Pursuing a passion for offshore racing

You have to take your hat off to Eric de Turckheim. Having grown up in a sailing family in France, he fantasized from an early age about offshore racing. Now after forging a hugely successful business career, he’s quite literally living his dream through his series of Teasing Machine yachts.

“The Sydney Hobart was the child’s dream I had in the 1970s,” says de Turckheim, now 68. “I would see all the guys going off to do it and I was thinking ‘one day, if I can, I would love to do that race.’” And so, he has.

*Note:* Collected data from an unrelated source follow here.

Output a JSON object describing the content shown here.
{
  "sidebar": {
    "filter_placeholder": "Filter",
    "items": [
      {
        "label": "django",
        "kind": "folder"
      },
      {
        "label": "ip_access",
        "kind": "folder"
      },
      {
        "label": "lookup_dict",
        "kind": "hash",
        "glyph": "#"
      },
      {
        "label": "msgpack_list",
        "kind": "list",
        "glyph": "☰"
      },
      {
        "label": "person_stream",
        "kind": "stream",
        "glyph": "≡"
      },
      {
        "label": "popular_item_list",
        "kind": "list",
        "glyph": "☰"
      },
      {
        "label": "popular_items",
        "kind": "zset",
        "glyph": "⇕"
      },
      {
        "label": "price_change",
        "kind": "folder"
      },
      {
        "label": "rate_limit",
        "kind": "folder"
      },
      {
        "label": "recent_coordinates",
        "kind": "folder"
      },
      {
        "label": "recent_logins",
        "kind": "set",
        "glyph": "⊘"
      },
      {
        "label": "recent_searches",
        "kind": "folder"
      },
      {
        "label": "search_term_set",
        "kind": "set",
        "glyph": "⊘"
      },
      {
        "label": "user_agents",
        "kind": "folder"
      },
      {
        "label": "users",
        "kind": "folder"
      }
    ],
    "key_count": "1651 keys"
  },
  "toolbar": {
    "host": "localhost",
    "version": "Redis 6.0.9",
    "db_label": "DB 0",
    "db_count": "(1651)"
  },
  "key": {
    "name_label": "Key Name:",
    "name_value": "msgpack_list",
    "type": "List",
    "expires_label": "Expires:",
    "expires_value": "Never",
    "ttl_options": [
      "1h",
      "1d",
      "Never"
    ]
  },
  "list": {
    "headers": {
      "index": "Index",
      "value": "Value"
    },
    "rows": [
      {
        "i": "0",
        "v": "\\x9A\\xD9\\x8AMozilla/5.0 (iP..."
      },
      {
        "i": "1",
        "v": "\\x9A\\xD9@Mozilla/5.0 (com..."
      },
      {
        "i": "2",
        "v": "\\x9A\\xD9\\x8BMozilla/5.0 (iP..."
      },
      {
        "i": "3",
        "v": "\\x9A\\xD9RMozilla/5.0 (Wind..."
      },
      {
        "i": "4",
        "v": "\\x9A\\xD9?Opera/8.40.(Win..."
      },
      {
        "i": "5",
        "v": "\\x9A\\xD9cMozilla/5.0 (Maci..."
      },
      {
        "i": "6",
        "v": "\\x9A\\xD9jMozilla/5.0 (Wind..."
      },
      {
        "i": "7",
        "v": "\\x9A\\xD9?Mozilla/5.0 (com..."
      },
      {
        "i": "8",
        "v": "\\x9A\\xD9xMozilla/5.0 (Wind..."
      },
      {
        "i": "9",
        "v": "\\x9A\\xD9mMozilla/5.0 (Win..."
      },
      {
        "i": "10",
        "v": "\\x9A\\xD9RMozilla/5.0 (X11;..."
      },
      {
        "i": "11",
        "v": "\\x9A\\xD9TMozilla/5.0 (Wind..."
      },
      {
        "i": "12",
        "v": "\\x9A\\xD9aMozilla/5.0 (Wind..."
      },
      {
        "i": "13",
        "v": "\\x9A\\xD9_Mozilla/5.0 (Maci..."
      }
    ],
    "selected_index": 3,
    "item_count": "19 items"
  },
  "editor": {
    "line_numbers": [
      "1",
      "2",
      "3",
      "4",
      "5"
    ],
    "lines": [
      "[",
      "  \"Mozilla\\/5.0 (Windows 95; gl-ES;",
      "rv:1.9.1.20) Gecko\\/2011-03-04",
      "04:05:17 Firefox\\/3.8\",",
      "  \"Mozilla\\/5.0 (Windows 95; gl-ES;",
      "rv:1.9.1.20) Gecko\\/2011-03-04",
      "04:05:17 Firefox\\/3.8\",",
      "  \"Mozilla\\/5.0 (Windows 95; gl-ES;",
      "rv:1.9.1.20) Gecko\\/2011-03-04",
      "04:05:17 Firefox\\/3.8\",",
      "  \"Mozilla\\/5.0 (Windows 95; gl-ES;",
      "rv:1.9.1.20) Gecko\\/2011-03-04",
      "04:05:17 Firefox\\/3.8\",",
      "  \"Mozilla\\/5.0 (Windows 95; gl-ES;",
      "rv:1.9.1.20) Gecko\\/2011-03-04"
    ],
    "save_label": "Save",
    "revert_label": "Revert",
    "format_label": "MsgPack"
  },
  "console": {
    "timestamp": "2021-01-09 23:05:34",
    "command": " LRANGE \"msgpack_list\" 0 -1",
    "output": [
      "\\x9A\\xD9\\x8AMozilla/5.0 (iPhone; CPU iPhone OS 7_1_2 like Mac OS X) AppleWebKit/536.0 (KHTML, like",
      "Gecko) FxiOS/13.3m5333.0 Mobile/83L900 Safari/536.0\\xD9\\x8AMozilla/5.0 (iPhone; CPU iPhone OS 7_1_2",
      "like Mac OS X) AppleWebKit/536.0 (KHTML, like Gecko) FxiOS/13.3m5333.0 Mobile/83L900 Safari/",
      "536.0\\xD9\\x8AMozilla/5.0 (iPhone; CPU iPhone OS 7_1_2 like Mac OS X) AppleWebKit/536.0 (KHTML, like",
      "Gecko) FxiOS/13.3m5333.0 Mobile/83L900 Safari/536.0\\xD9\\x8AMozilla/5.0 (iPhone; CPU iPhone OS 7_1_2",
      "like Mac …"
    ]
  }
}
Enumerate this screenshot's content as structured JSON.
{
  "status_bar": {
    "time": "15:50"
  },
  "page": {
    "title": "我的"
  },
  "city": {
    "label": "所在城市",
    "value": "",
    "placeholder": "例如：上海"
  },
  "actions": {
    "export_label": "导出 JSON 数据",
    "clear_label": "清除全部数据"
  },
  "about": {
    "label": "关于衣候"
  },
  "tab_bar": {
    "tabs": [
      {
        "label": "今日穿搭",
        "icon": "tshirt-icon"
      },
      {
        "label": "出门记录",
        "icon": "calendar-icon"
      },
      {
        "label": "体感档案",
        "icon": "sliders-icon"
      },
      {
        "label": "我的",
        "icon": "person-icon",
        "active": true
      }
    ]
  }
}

After returning to competitive yachting in 2009, he raced his first Rolex Sydney Hobart in 2015 and was leading until falling becalmed on the Derwent River just short of the finish line. He returned again last year and, despite the race being on the other side of the world from his native France, he plans to return for a third attempt this year.


Offshore racing is de Turckheim’s passion, and when it comes to such events, there are none that have such a long, rich history, combined with potential severity, as the Transatlantic Race 2019 which starts June 25.


Organized jointly by the Royal Yacht Squadron, New York Yacht Club, Royal Ocean Racing Club, and Storm Trysail Club, this event is a direct descendant of the first great transatlantic ocean race held in 1866 and the subsequent race for the Kaiser’s Cup in 1905, famously won by Charlie Barr on Wilson Marshall’s three-masted schooner Atlantic—whose course record stood for 75 years until it was broken by Eric Tabarly.

One hundred fifty-three years on, the 2019 edition will be the 31st transatlantic race organized by the New York Yacht Club.